I thtink Brin is a bit too dismissive of the value of “information consumption devices” when engineering and used properly. But given that there is no technological reason why such devices can’t also allow easy access to minimal programming environments, I think he is right to question whether we are advancing ourselves beyond a point that invites the energy and enthusiasm of novices and hobbyists.

On the internet,, everybody knows you’re a dog.

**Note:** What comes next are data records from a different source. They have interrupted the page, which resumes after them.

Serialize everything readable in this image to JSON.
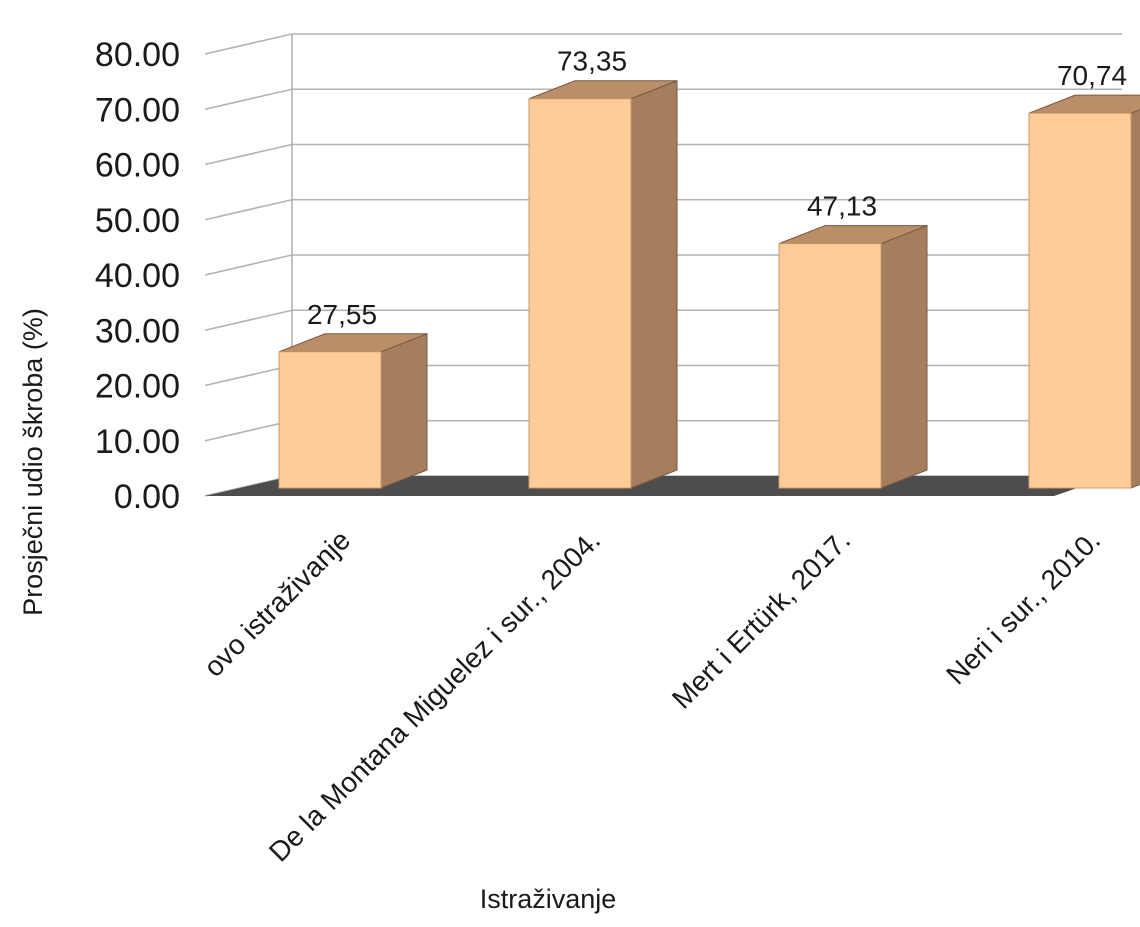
{
  "chart_data": {
    "type": "bar",
    "style": "3d-column",
    "categories": [
      "ovo istraživanje",
      "De la Montana Miguelez i sur., 2004.",
      "Mert i Ertürk, 2017.",
      "Neri i sur., 2010."
    ],
    "values": [
      27.55,
      73.35,
      47.13,
      70.74
    ],
    "data_labels": [
      "27,55",
      "73,35",
      "47,13",
      "70,74"
    ],
    "yticks": [
      "0.00",
      "10.00",
      "20.00",
      "30.00",
      "40.00",
      "50.00",
      "60.00",
      "70.00",
      "80.00"
    ],
    "ylim": [
      0,
      80
    ],
    "xlabel": "Istraživanje",
    "ylabel": "Prosječni udio škroba (%)",
    "grid": true,
    "legend": "none",
    "colors": {
      "bar_front": "#FFCC99",
      "bar_side": "#A57E5E",
      "bar_top": "#B98E68",
      "floor": "#4D4D4D",
      "grid": "#B3B3B3"
    }
  }
}
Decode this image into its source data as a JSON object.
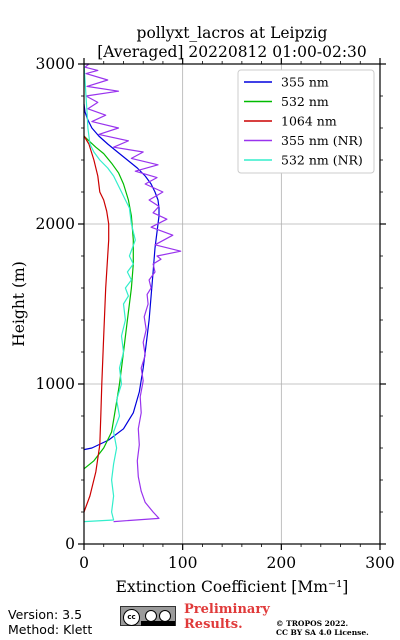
{
  "chart_data": {
    "type": "line",
    "title": "pollyxt_lacros at Leipzig",
    "subtitle": "[Averaged] 20220812 01:00-02:30",
    "xlabel": "Extinction Coefficient [Mm⁻¹]",
    "ylabel": "Height (m)",
    "xlim": [
      0,
      300
    ],
    "ylim": [
      0,
      3000
    ],
    "xticks": [
      "0",
      "100",
      "200",
      "300"
    ],
    "yticks": [
      "0",
      "1000",
      "2000",
      "3000"
    ],
    "grid": true,
    "legend_position": "top-right",
    "series": [
      {
        "name": "355 nm",
        "color": "#0000dd",
        "x": [
          0,
          8,
          25,
          40,
          50,
          56,
          60,
          63,
          66,
          68,
          70,
          72,
          74,
          75,
          76,
          76,
          75,
          72,
          68,
          62,
          54,
          44,
          34,
          24,
          15,
          8,
          4,
          1,
          0
        ],
        "y": [
          590,
          600,
          650,
          720,
          820,
          950,
          1100,
          1250,
          1400,
          1550,
          1700,
          1850,
          1950,
          2000,
          2050,
          2100,
          2150,
          2200,
          2250,
          2300,
          2350,
          2400,
          2450,
          2500,
          2550,
          2600,
          2650,
          2700,
          2750
        ]
      },
      {
        "name": "532 nm",
        "color": "#00bb00",
        "x": [
          0,
          10,
          20,
          28,
          32,
          36,
          40,
          44,
          48,
          50,
          50,
          48,
          45,
          40,
          35,
          28,
          20,
          12,
          5,
          0
        ],
        "y": [
          470,
          520,
          600,
          700,
          850,
          1000,
          1200,
          1400,
          1600,
          1750,
          1900,
          2050,
          2150,
          2250,
          2320,
          2380,
          2440,
          2480,
          2520,
          2550
        ]
      },
      {
        "name": "1064 nm",
        "color": "#cc0000",
        "x": [
          0,
          6,
          12,
          16,
          17,
          18,
          20,
          22,
          24,
          25,
          25,
          23,
          20,
          16,
          14,
          10,
          5,
          0
        ],
        "y": [
          200,
          300,
          450,
          620,
          800,
          1000,
          1300,
          1600,
          1800,
          1900,
          2000,
          2080,
          2150,
          2200,
          2300,
          2400,
          2500,
          2550
        ]
      },
      {
        "name": "355 nm (NR)",
        "color": "#9933ee",
        "x": [
          30,
          76,
          70,
          62,
          58,
          55,
          54,
          56,
          55,
          58,
          57,
          60,
          58,
          62,
          60,
          63,
          61,
          65,
          64,
          68,
          66,
          72,
          70,
          78,
          74,
          98,
          72,
          90,
          68,
          84,
          70,
          76,
          66,
          80,
          62,
          74,
          52,
          75,
          48,
          60,
          30,
          45,
          15,
          35,
          8,
          22,
          4,
          14,
          2,
          35,
          3,
          24,
          2,
          14,
          1,
          5,
          0
        ],
        "y": [
          140,
          160,
          200,
          260,
          330,
          420,
          520,
          620,
          720,
          820,
          920,
          1020,
          1100,
          1180,
          1260,
          1340,
          1420,
          1500,
          1560,
          1600,
          1650,
          1700,
          1750,
          1780,
          1800,
          1830,
          1870,
          1930,
          1980,
          2030,
          2070,
          2110,
          2150,
          2200,
          2250,
          2290,
          2330,
          2370,
          2410,
          2450,
          2480,
          2520,
          2560,
          2600,
          2640,
          2680,
          2720,
          2760,
          2800,
          2830,
          2860,
          2900,
          2940,
          2960,
          2980,
          3000,
          3000
        ]
      },
      {
        "name": "532 nm (NR)",
        "color": "#33eecc",
        "x": [
          0,
          30,
          28,
          30,
          28,
          30,
          33,
          30,
          36,
          33,
          38,
          36,
          40,
          38,
          42,
          40,
          45,
          42,
          48,
          44,
          50,
          46,
          52,
          48,
          46,
          42,
          38,
          30,
          24,
          16,
          10,
          6,
          4,
          3,
          2,
          1,
          0
        ],
        "y": [
          140,
          150,
          200,
          300,
          400,
          500,
          600,
          700,
          800,
          900,
          1000,
          1100,
          1200,
          1300,
          1400,
          1500,
          1550,
          1600,
          1650,
          1700,
          1750,
          1800,
          1900,
          2000,
          2100,
          2150,
          2200,
          2300,
          2350,
          2400,
          2450,
          2500,
          2600,
          2700,
          2800,
          2900,
          3000
        ]
      }
    ]
  },
  "footer": {
    "version": "Version: 3.5",
    "method": "Method: Klett",
    "preliminary_line1": "Preliminary",
    "preliminary_line2": "Results.",
    "copyright_line1": "© TROPOS 2022.",
    "copyright_line2": "CC BY SA 4.0 License.",
    "license_badge": "cc by sa"
  }
}
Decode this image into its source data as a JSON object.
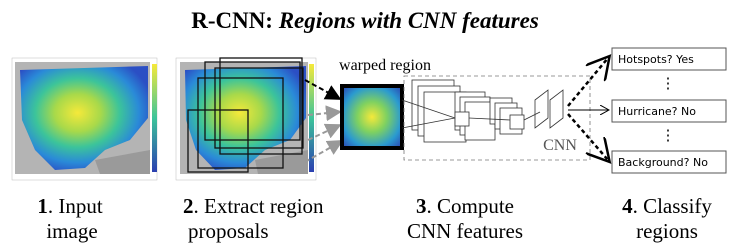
{
  "title": {
    "prefix": "R-CNN:",
    "emphasis": "Regions with CNN features"
  },
  "warped_label": "warped region",
  "cnn_label": "CNN",
  "outputs": [
    "Hotspots? Yes",
    "Hurricane? No",
    "Background? No"
  ],
  "ellipses": [
    "⋮",
    "⋮"
  ],
  "steps": [
    {
      "number": "1",
      "first": ". Input",
      "second": "image"
    },
    {
      "number": "2",
      "first": ". Extract region",
      "second": "proposals"
    },
    {
      "number": "3",
      "first": ". Compute",
      "second": "CNN features"
    },
    {
      "number": "4",
      "first": ". Classify",
      "second": "regions"
    }
  ]
}
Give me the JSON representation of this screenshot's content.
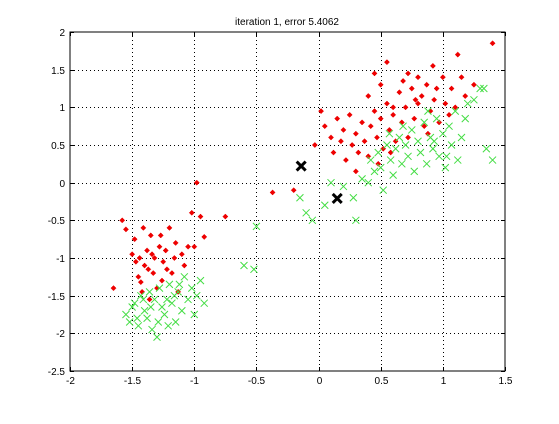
{
  "chart_data": {
    "type": "scatter",
    "title": "iteration 1, error 5.4062",
    "xlabel": "",
    "ylabel": "",
    "xlim": [
      -2,
      1.5
    ],
    "ylim": [
      -2.5,
      2
    ],
    "xticks": [
      -2,
      -1.5,
      -1,
      -0.5,
      0,
      0.5,
      1,
      1.5
    ],
    "xtick_labels": [
      "-2",
      "-1.5",
      "-1",
      "-0.5",
      "0",
      "0.5",
      "1",
      "1.5"
    ],
    "yticks": [
      -2.5,
      -2,
      -1.5,
      -1,
      -0.5,
      0,
      0.5,
      1,
      1.5,
      2
    ],
    "ytick_labels": [
      "-2.5",
      "-2",
      "-1.5",
      "-1",
      "-0.5",
      "0",
      "0.5",
      "1",
      "1.5",
      "2"
    ],
    "grid": true,
    "series": [
      {
        "marker": "diamond",
        "color": "#ee0000",
        "points": [
          [
            -1.65,
            -1.4
          ],
          [
            -1.58,
            -0.5
          ],
          [
            -1.55,
            -0.62
          ],
          [
            -1.5,
            -0.95
          ],
          [
            -1.47,
            -1.05
          ],
          [
            -1.45,
            -1.25
          ],
          [
            -1.43,
            -1.32
          ],
          [
            -1.4,
            -1.1
          ],
          [
            -1.38,
            -0.9
          ],
          [
            -1.36,
            -1.55
          ],
          [
            -1.35,
            -0.7
          ],
          [
            -1.33,
            -1.2
          ],
          [
            -1.32,
            -1.0
          ],
          [
            -1.3,
            -1.4
          ],
          [
            -1.28,
            -0.85
          ],
          [
            -1.26,
            -1.3
          ],
          [
            -1.25,
            -1.05
          ],
          [
            -1.22,
            -1.15
          ],
          [
            -1.2,
            -0.6
          ],
          [
            -1.18,
            -1.2
          ],
          [
            -1.15,
            -0.8
          ],
          [
            -1.13,
            -1.45
          ],
          [
            -1.1,
            -0.95
          ],
          [
            -1.08,
            -1.1
          ],
          [
            -1.05,
            -0.85
          ],
          [
            -1.02,
            -0.4
          ],
          [
            -1.0,
            -0.85
          ],
          [
            -0.98,
            0.0
          ],
          [
            -0.95,
            -0.45
          ],
          [
            -0.92,
            -0.72
          ],
          [
            -0.75,
            -0.45
          ],
          [
            -1.42,
            -1.45
          ],
          [
            -1.37,
            -1.15
          ],
          [
            -1.48,
            -0.75
          ],
          [
            -1.41,
            -0.6
          ],
          [
            -1.34,
            -0.95
          ],
          [
            -1.27,
            -0.7
          ],
          [
            -1.23,
            -0.9
          ],
          [
            -1.16,
            -1.0
          ],
          [
            -1.44,
            -1.0
          ],
          [
            -0.37,
            -0.13
          ],
          [
            -0.2,
            -0.1
          ],
          [
            -0.03,
            0.5
          ],
          [
            0.02,
            0.95
          ],
          [
            0.05,
            0.75
          ],
          [
            0.1,
            0.6
          ],
          [
            0.12,
            0.4
          ],
          [
            0.15,
            0.85
          ],
          [
            0.18,
            0.55
          ],
          [
            0.2,
            0.7
          ],
          [
            0.22,
            0.3
          ],
          [
            0.25,
            0.9
          ],
          [
            0.27,
            0.5
          ],
          [
            0.3,
            0.15
          ],
          [
            0.3,
            0.65
          ],
          [
            0.32,
            0.4
          ],
          [
            0.35,
            0.8
          ],
          [
            0.37,
            0.55
          ],
          [
            0.4,
            1.15
          ],
          [
            0.4,
            0.35
          ],
          [
            0.42,
            0.75
          ],
          [
            0.45,
            1.45
          ],
          [
            0.45,
            0.95
          ],
          [
            0.47,
            0.6
          ],
          [
            0.5,
            1.3
          ],
          [
            0.5,
            0.85
          ],
          [
            0.52,
            0.45
          ],
          [
            0.55,
            1.6
          ],
          [
            0.55,
            1.05
          ],
          [
            0.57,
            0.7
          ],
          [
            0.6,
            0.9
          ],
          [
            0.62,
            0.55
          ],
          [
            0.65,
            1.2
          ],
          [
            0.67,
            0.8
          ],
          [
            0.7,
            1.0
          ],
          [
            0.72,
            1.45
          ],
          [
            0.72,
            0.6
          ],
          [
            0.75,
            1.25
          ],
          [
            0.77,
            0.85
          ],
          [
            0.8,
            1.4
          ],
          [
            0.8,
            1.05
          ],
          [
            0.83,
            1.15
          ],
          [
            0.85,
            0.75
          ],
          [
            0.87,
            1.3
          ],
          [
            0.9,
            0.95
          ],
          [
            0.92,
            1.55
          ],
          [
            0.93,
            1.1
          ],
          [
            0.95,
            1.25
          ],
          [
            0.97,
            0.8
          ],
          [
            1.0,
            1.4
          ],
          [
            1.02,
            1.05
          ],
          [
            1.05,
            0.9
          ],
          [
            1.07,
            1.25
          ],
          [
            1.1,
            1.0
          ],
          [
            1.12,
            1.7
          ],
          [
            1.15,
            1.4
          ],
          [
            1.18,
            1.15
          ],
          [
            1.25,
            1.3
          ],
          [
            1.4,
            1.85
          ],
          [
            0.6,
            1.0
          ],
          [
            0.68,
            1.35
          ],
          [
            0.78,
            1.1
          ],
          [
            0.88,
            0.65
          ],
          [
            0.48,
            0.25
          ],
          [
            0.58,
            0.4
          ]
        ]
      },
      {
        "marker": "x",
        "color": "#44dd44",
        "points": [
          [
            -1.55,
            -1.75
          ],
          [
            -1.52,
            -1.85
          ],
          [
            -1.5,
            -1.65
          ],
          [
            -1.48,
            -1.6
          ],
          [
            -1.45,
            -1.9
          ],
          [
            -1.43,
            -1.5
          ],
          [
            -1.4,
            -1.7
          ],
          [
            -1.38,
            -1.8
          ],
          [
            -1.36,
            -1.45
          ],
          [
            -1.34,
            -1.95
          ],
          [
            -1.32,
            -1.55
          ],
          [
            -1.3,
            -2.05
          ],
          [
            -1.28,
            -1.4
          ],
          [
            -1.26,
            -1.65
          ],
          [
            -1.24,
            -1.75
          ],
          [
            -1.22,
            -1.55
          ],
          [
            -1.2,
            -1.35
          ],
          [
            -1.18,
            -1.6
          ],
          [
            -1.15,
            -1.85
          ],
          [
            -1.13,
            -1.45
          ],
          [
            -1.1,
            -1.7
          ],
          [
            -1.08,
            -1.25
          ],
          [
            -1.05,
            -1.55
          ],
          [
            -1.02,
            -1.4
          ],
          [
            -1.0,
            -1.75
          ],
          [
            -0.98,
            -1.5
          ],
          [
            -0.95,
            -1.3
          ],
          [
            -0.92,
            -1.6
          ],
          [
            -1.46,
            -1.8
          ],
          [
            -1.41,
            -1.55
          ],
          [
            -1.35,
            -1.65
          ],
          [
            -1.29,
            -1.85
          ],
          [
            -1.21,
            -1.9
          ],
          [
            -1.16,
            -1.5
          ],
          [
            -1.12,
            -1.35
          ],
          [
            -0.6,
            -1.1
          ],
          [
            -0.52,
            -1.15
          ],
          [
            -0.5,
            -0.58
          ],
          [
            -0.15,
            -0.2
          ],
          [
            -0.1,
            -0.4
          ],
          [
            -0.05,
            -0.5
          ],
          [
            0.05,
            -0.3
          ],
          [
            0.1,
            0.0
          ],
          [
            0.2,
            -0.05
          ],
          [
            0.28,
            -0.2
          ],
          [
            0.3,
            -0.5
          ],
          [
            0.35,
            0.05
          ],
          [
            0.4,
            0.0
          ],
          [
            0.42,
            0.3
          ],
          [
            0.45,
            0.15
          ],
          [
            0.48,
            0.4
          ],
          [
            0.5,
            0.2
          ],
          [
            0.52,
            -0.1
          ],
          [
            0.55,
            0.5
          ],
          [
            0.58,
            0.3
          ],
          [
            0.6,
            0.1
          ],
          [
            0.62,
            0.45
          ],
          [
            0.65,
            0.6
          ],
          [
            0.67,
            0.25
          ],
          [
            0.7,
            0.5
          ],
          [
            0.72,
            0.35
          ],
          [
            0.75,
            0.7
          ],
          [
            0.77,
            0.15
          ],
          [
            0.8,
            0.55
          ],
          [
            0.82,
            0.4
          ],
          [
            0.85,
            0.8
          ],
          [
            0.87,
            0.25
          ],
          [
            0.9,
            0.6
          ],
          [
            0.92,
            0.45
          ],
          [
            0.95,
            0.85
          ],
          [
            0.97,
            0.35
          ],
          [
            1.0,
            0.65
          ],
          [
            1.02,
            0.2
          ],
          [
            1.05,
            0.75
          ],
          [
            1.07,
            0.5
          ],
          [
            1.1,
            0.95
          ],
          [
            1.12,
            0.3
          ],
          [
            1.15,
            0.6
          ],
          [
            1.18,
            0.85
          ],
          [
            1.2,
            1.05
          ],
          [
            1.25,
            1.1
          ],
          [
            1.3,
            1.25
          ],
          [
            1.35,
            0.45
          ],
          [
            1.4,
            0.3
          ],
          [
            1.33,
            1.25
          ],
          [
            0.88,
            0.95
          ],
          [
            0.93,
            0.55
          ],
          [
            1.03,
            0.35
          ],
          [
            0.68,
            0.75
          ],
          [
            0.57,
            0.65
          ]
        ]
      },
      {
        "marker": "big-x",
        "color": "#000000",
        "points": [
          [
            -0.14,
            0.22
          ],
          [
            0.15,
            -0.21
          ]
        ]
      }
    ]
  }
}
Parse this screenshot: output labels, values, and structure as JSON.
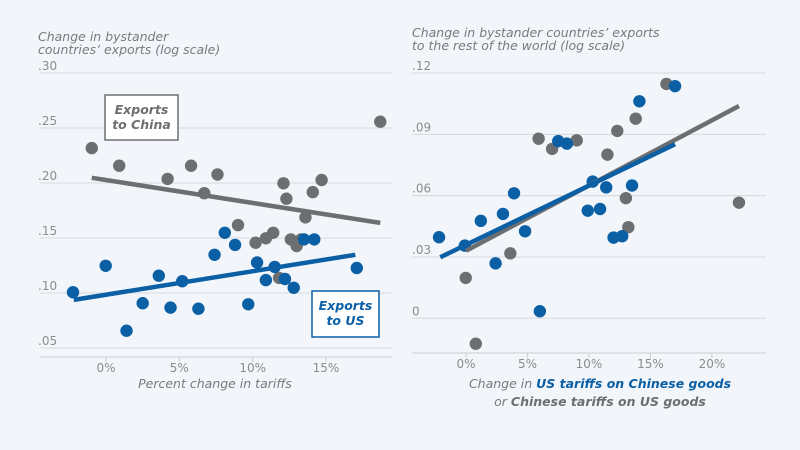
{
  "colors": {
    "china": "#6d6e70",
    "us": "#0b5fa5",
    "background": "#f2f6fa"
  },
  "chart_data": [
    {
      "type": "scatter",
      "title_lines": [
        "Change in bystander",
        "countries’ exports (log scale)"
      ],
      "xlabel": "Percent change in tariffs",
      "xlim": [
        -4.5,
        19.5
      ],
      "ylim": [
        0.05,
        0.3
      ],
      "x_ticks": [
        {
          "v": 0,
          "label": "0%"
        },
        {
          "v": 5,
          "label": "5%"
        },
        {
          "v": 10,
          "label": "10%"
        },
        {
          "v": 15,
          "label": "15%"
        }
      ],
      "y_ticks": [
        {
          "v": 0.05,
          "label": ".05"
        },
        {
          "v": 0.1,
          "label": ".10"
        },
        {
          "v": 0.15,
          "label": ".15"
        },
        {
          "v": 0.2,
          "label": ".20"
        },
        {
          "v": 0.25,
          "label": ".25"
        },
        {
          "v": 0.3,
          "label": ".30"
        }
      ],
      "grid": true,
      "annotations": [
        {
          "series": "china",
          "lines": [
            "Exports",
            "to China"
          ]
        },
        {
          "series": "us",
          "lines": [
            "Exports",
            "to US"
          ]
        }
      ],
      "series": [
        {
          "name": "Exports to China",
          "key": "china",
          "points": [
            [
              -0.97,
              0.229
            ],
            [
              0.9,
              0.213
            ],
            [
              4.2,
              0.201
            ],
            [
              5.8,
              0.213
            ],
            [
              7.6,
              0.205
            ],
            [
              6.7,
              0.188
            ],
            [
              9.0,
              0.159
            ],
            [
              10.2,
              0.143
            ],
            [
              10.9,
              0.147
            ],
            [
              11.4,
              0.152
            ],
            [
              12.1,
              0.197
            ],
            [
              12.3,
              0.183
            ],
            [
              12.6,
              0.146
            ],
            [
              13.0,
              0.14
            ],
            [
              13.3,
              0.146
            ],
            [
              13.6,
              0.166
            ],
            [
              14.1,
              0.189
            ],
            [
              14.7,
              0.2
            ],
            [
              11.8,
              0.111
            ],
            [
              18.7,
              0.253
            ]
          ],
          "fit": [
            [
              -0.97,
              0.202
            ],
            [
              18.7,
              0.161
            ]
          ]
        },
        {
          "name": "Exports to US",
          "key": "us",
          "points": [
            [
              -2.25,
              0.098
            ],
            [
              -0.02,
              0.122
            ],
            [
              1.4,
              0.063
            ],
            [
              2.5,
              0.088
            ],
            [
              3.6,
              0.113
            ],
            [
              4.4,
              0.084
            ],
            [
              5.2,
              0.108
            ],
            [
              6.3,
              0.083
            ],
            [
              7.4,
              0.132
            ],
            [
              8.1,
              0.152
            ],
            [
              8.8,
              0.141
            ],
            [
              9.7,
              0.087
            ],
            [
              10.3,
              0.125
            ],
            [
              10.9,
              0.109
            ],
            [
              11.5,
              0.121
            ],
            [
              12.2,
              0.11
            ],
            [
              12.8,
              0.102
            ],
            [
              13.5,
              0.146
            ],
            [
              14.2,
              0.146
            ],
            [
              17.1,
              0.12
            ]
          ],
          "fit": [
            [
              -2.2,
              0.091
            ],
            [
              17.0,
              0.132
            ]
          ]
        }
      ]
    },
    {
      "type": "scatter",
      "title_lines": [
        "Change in bystander countries’ exports",
        "to the rest of the world (log scale)"
      ],
      "xlabel_parts": [
        {
          "text": "Change in ",
          "style": "plain"
        },
        {
          "text": "US tariffs on Chinese goods",
          "style": "us"
        },
        {
          "text": "or ",
          "style": "plain",
          "newline": true
        },
        {
          "text": "Chinese tariffs on US goods",
          "style": "china"
        }
      ],
      "xlim": [
        -4.4,
        24.4
      ],
      "ylim": [
        -0.0186,
        0.12
      ],
      "x_ticks": [
        {
          "v": 0,
          "label": "0%"
        },
        {
          "v": 5,
          "label": "5%"
        },
        {
          "v": 10,
          "label": "10%"
        },
        {
          "v": 15,
          "label": "15%"
        },
        {
          "v": 20,
          "label": "20%"
        }
      ],
      "y_ticks": [
        {
          "v": 0,
          "label": "0"
        },
        {
          "v": 0.03,
          "label": ".03"
        },
        {
          "v": 0.06,
          "label": ".06"
        },
        {
          "v": 0.09,
          "label": ".09"
        },
        {
          "v": 0.12,
          "label": ".12"
        }
      ],
      "grid": true,
      "series": [
        {
          "name": "Chinese tariffs on US goods",
          "key": "china",
          "points": [
            [
              -0.03,
              0.0183
            ],
            [
              0.79,
              -0.0139
            ],
            [
              3.6,
              0.0303
            ],
            [
              5.9,
              0.0864
            ],
            [
              7.0,
              0.0814
            ],
            [
              9.0,
              0.0856
            ],
            [
              11.5,
              0.0786
            ],
            [
              12.3,
              0.0902
            ],
            [
              13.0,
              0.0573
            ],
            [
              13.2,
              0.0431
            ],
            [
              13.8,
              0.0962
            ],
            [
              16.3,
              0.1132
            ],
            [
              22.2,
              0.0551
            ]
          ],
          "fit": [
            [
              0,
              0.0316
            ],
            [
              22.2,
              0.1024
            ]
          ]
        },
        {
          "name": "US tariffs on Chinese goods",
          "key": "us",
          "points": [
            [
              -2.2,
              0.0382
            ],
            [
              -0.1,
              0.0341
            ],
            [
              1.2,
              0.0462
            ],
            [
              2.4,
              0.0254
            ],
            [
              3.0,
              0.0496
            ],
            [
              3.9,
              0.0597
            ],
            [
              4.8,
              0.0411
            ],
            [
              6.0,
              0.002
            ],
            [
              7.5,
              0.0852
            ],
            [
              8.2,
              0.084
            ],
            [
              9.9,
              0.0512
            ],
            [
              10.3,
              0.0654
            ],
            [
              10.9,
              0.052
            ],
            [
              11.4,
              0.0626
            ],
            [
              12.0,
              0.038
            ],
            [
              12.7,
              0.0387
            ],
            [
              13.5,
              0.0635
            ],
            [
              14.1,
              0.1047
            ],
            [
              17.0,
              0.1121
            ]
          ],
          "fit": [
            [
              -2.1,
              0.0284
            ],
            [
              17.0,
              0.0837
            ]
          ]
        }
      ]
    }
  ]
}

The latest Craigslist kerfluffle described here at Slashdot reminds me of the case from about a year and a half ago of someone posting their chat sessions with a plagiarist soliciting them for an essay. In both cases, you have people assuming that their one-on-one conversations will be kept private and sharing information with a complete stranger that they would not want made public.
Clearly, this is not a nice thing to do. I think it is also unethical – unlike the plagiarism case where the recipient of the advances was able to check that such behavior was prohibited at the student’s school, there is no reason to believe that what these people are doing is wrong, even if they are married. Certainly, it is anti-social. The same “experimental results” about rates and types of responses to an on-line solicitation could have been reported while ensuring the respondants identities.
But, it is unbelievably stupid to not assume this will happen every time you share personal information over the internet. One response has been that this type of revelation of personal information is illegal, citing Washington state law. I hope the problem with this objection is obvious – not everyone on the internet is governed by the same laws – they may be in different states or countries. In short, there is no way to stop this without fundamentally changing the structure of the internet.
It’s simple – if you wouldn’t say it to your mom, your boss, your best friend, your worst enemy, and your next door neighbor, don’t say it on the internet to a complete stranger!

Design of Text Documents

The latest post at India, Ink about using templates in document formatting software made me feel a little guilty, but reminded me why I actually miss LaTeX a little bit. I really don’t understand styles and templates in MSWord, which I used to format my most recent couple of papers, and while it is nice to throw together a handout without having to wrestle with LaTeX, I missed its clarity of structure when dealing with sub-sub-sections and captioning figures and including citations (BibTeX, I miss you so….)
The point at that we ought to learn to use our tools is valid. However, I do think a tool like MSWord discourages us from really learning to use it as a document design tool as compared to a document layout tool. All of the things that are made easy or provided with icons have to do with forcing a particular view of a specific piece of text. You can select a paragraph and change its indentation, font or alignment with a single button-click or keyboard shortcut. You can create an entire document in “normal” style, and it looks fine to the eye. But, as India notes, this doesn’t scale, and it isn’t reusable. It is horrid design.
And yet, while LaTeX puts the design issues front and center, MSWord makes the process more mysterious. Perhaps it can do this, and I have never found the feature, but being able to show the user a marked up version of their text, like the switch between the WYSIWYG and HTML panes in Frontpage, would help, but I’ve only been able to check my designated style by highlighting the text of interest and seeing what the style menu says it is in. Not good for a quick consistency check across a whole document!
I am picking on MSWord, only because I’ve been using it for forever, but the criticism holds for the other WYSIWYG text editors I’ve used as well. They may allow good document design, but they don’t make it easy. I suspect that India is working with way more high-powered tools than these, but I think her point stands that we don’t worry about the design of our text documents the way we ought to, particularly when there is so much potential for them to change presentation format, and the consumer grade tools ought to address this.